Cependant l'artillerie ennemie avait cessé de se faire entendre. On ne savait où avaient passé les bataillons français qui nous avaient si violemment repoussés. Nul feu, nul bruit du côté adverse, qui pût déceler leur présence. Ils s'étaient fondus dans l'ombre croissante, sans qu'on pût préciser à quel moment ils avaient abandonné la poursuite. Le mystère n'en paraissait que plus redoutable.

Ma pensée se reporta sur le malheureux Kœnig, mon ami. Ce drame m'avait bouleversé. Que s'était-il passé dans cette grande âme, à l'instant de son acte insensé et sublime? Il avait cru savoir, lui aussi, pourquoi il se battait: mais ce n'était pas pour son idéal que se battait l'Allemagne!...

L'aurore parut, pâle, puis rosâtre. Rien devant nous: le vide et le silence. Seules des patrouilles de uhlans se levaient par instants dans l'éloignement comme des vols de perdrix.

J'obtins l'autorisation d'aller rechercher le corps de Kœnig. Je partis avec un de mes hommes. J'avais repéré assez approximativement l'endroit où il était tombé. Je traversai d'abord la zone des cadavres français, où sautelaient déjà des corneilles. Puis, j'arrivai à la zone allemande, que parsemaient, actifs et penchés, des groupes de brancardiers. Là, il n'y avait pas que des morts. Au milieu des tués, de nombreux blessés remuaient par grappes, criaient, suppliaient, râlaient ou se traînaient, disloqués et saignants. J'en avais le cœur chaviré. Je ne pouvais, hélas! les secourir, ni même m'arrêter à la sommation de leurs gestes déments. Ils étaient trop, sur mon passage, et j'aurais dû abandonner mon entreprise.

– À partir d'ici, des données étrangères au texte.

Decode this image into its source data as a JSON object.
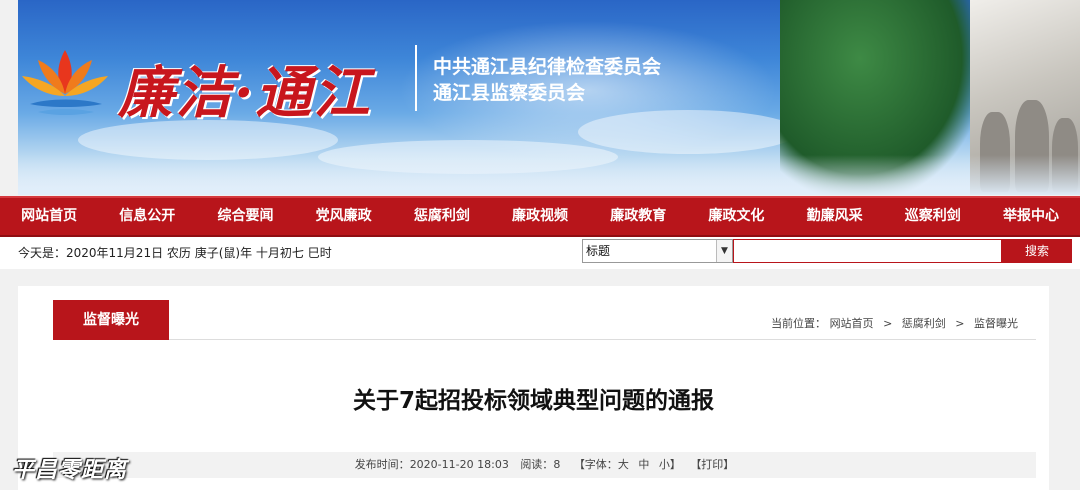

Je me dirigeais à la boussole. Je reconnus enfin un arbre, puis un second. J'identifiai ensuite une borne de champ. A un demi-quart de cercle sur l'est nord-est, le soleil gonflait son orbe rouge dans la touffeur d'un ciel accablant. Très loin, au sud-ouest, l'ambulance brûlée achevait de fumer.

Au bout de deux heures de recherches je découvris le corps de Kœnig. Il était allongé sur une glèbe rugueuse, percé de coups de baïonnettes, le thorax effondré, le crâne rompu vers le cervelet. Sa tête de cire aux yeux mystérieusement fermés se nimbait d'une flaque coagulée de sang noir. A mon indicible horreur, je m'aperçus qu'il respirait encore.

—Kœnig!... fis-je. Mon ami!...

Son épée gisait à deux mètres de lui. Je m'agenouillai. Je pris sa main froide.

—Pardon!... pardon!... balbutiai-je. J'aurais dû mourir avec vous... Vous seul étiez noble, juste, grand... Kœnig... Votre mémoire me sera toujours sacrée...

Je crus sentir une très légère pression, une pression presque imperceptible de sa main dans la mienne.